Em síntese, a pesquisa oferece um panorama de alto rigor acadêmico sobre a complexa trajetória do fascismo, que se manifesta das doutrinas clássicas às faces do mundo contemporâneo. A meta final reside em combater o fascista que habita o interior de cada indivíduo para que, em coerência com o imperativo ético de Adorno, Auschwitz não se repita, solidificando a defesa intransigente da democracia e dos Direitos Humanos.
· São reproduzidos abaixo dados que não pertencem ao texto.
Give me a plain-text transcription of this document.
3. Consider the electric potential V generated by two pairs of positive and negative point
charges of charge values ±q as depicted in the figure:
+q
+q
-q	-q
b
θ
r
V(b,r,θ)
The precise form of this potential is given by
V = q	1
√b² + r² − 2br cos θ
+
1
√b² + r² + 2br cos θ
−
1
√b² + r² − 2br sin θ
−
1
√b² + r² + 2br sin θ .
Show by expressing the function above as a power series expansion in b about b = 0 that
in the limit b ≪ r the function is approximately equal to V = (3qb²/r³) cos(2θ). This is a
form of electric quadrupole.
2 O fascismo: conceitos, origens e desenvolvimento

O Fascismo não pode, em hipótese alguma, ser relegado à cômoda categoria de relíquia histórica, mas deve ser reconhecido como uma potencialidade atemporal (Ur-Fascismo) que se rearticula nas fissuras da modernidade e das crises sistêmicas, conforme a lição incontornável de Umberto Eco (2019, p. 10). Sua reemergência no mundo contemporâneo, sutilmente adaptada aos vetores da Tecnopolítica e alimentada pela crise estrutural do neoliberalismo, exige uma vigilância analítica redobrada, pois o erro de subestimar ou rotular incorretamente suas novas manifestações pode pavimentar o caminho para a repetição de tragédias já cometidas por nações (PAXTON, 2007, p. 25). 

A precisão do debate conceitual, ao desvelar o fascismo como uma anatomia adaptativa de poder, torna-se o prerrequisito ético inegociável da resistência: somente o conhecimento exato de sua essência permite cumprir o imperativo de garantir “que Auschwitz não se repita” (ADORNO, 1995, p. 119, apud BUENO, 2022, p. 91), transformando a análise histórica em um ato inadiável de defesa intransigente da instituição democrática.

O fascismo, enquanto fenômeno sociopolítico seminal do século XX, apresenta-se como um objeto de análise que obsta uma definição unívoca, dada a sua profusão de manifestações históricas e a natureza, por vezes, fragmentada e assistemática de sua doutrina. Tal complexidade intrínseca exige uma abordagem analítica que transcenda a superficialidade.

A investigação acadêmica contemporânea, notadamente a empreendida por Robert O. Paxton, procurou superar as descrições estritamente ideológicas para se concentrar na ação efetiva do fascismo, ou seja, no que o movimento fazia em termos de dinâmica política e articulação de poder (PAXTON, 2007, p. 25).

Em sua obra seminal, A Anatomia do Fascismo, Paxton propõe um enquadramento teórico focado no comportamento político, caracterizando-o como uma “preocupação obsessiva com o declínio, a humilhação ou a vitimização de uma comunidade” (PAXTON, 2007, p. 30).

Esse comportamento é magistralmente transfigurado em um culto compensatório à unidade, à energia vital e à pureza racial ou nacional. Um partido de militantes ultranacionalistas de direita encarna essa negação veemente dos valores e das estruturas democráticas liberais (PAXTON, 2007, p. 30).

O movimento, nesse arcabouço, emprega a violência como método para a tomada do poder e subsequente exercício do mesmo, desprovido de quaisquer restrições constitucionais ou legais. A práxis da força, e não apenas o dogma, constitui o cerne de sua natureza política (PAXTON, 2007, p. 30).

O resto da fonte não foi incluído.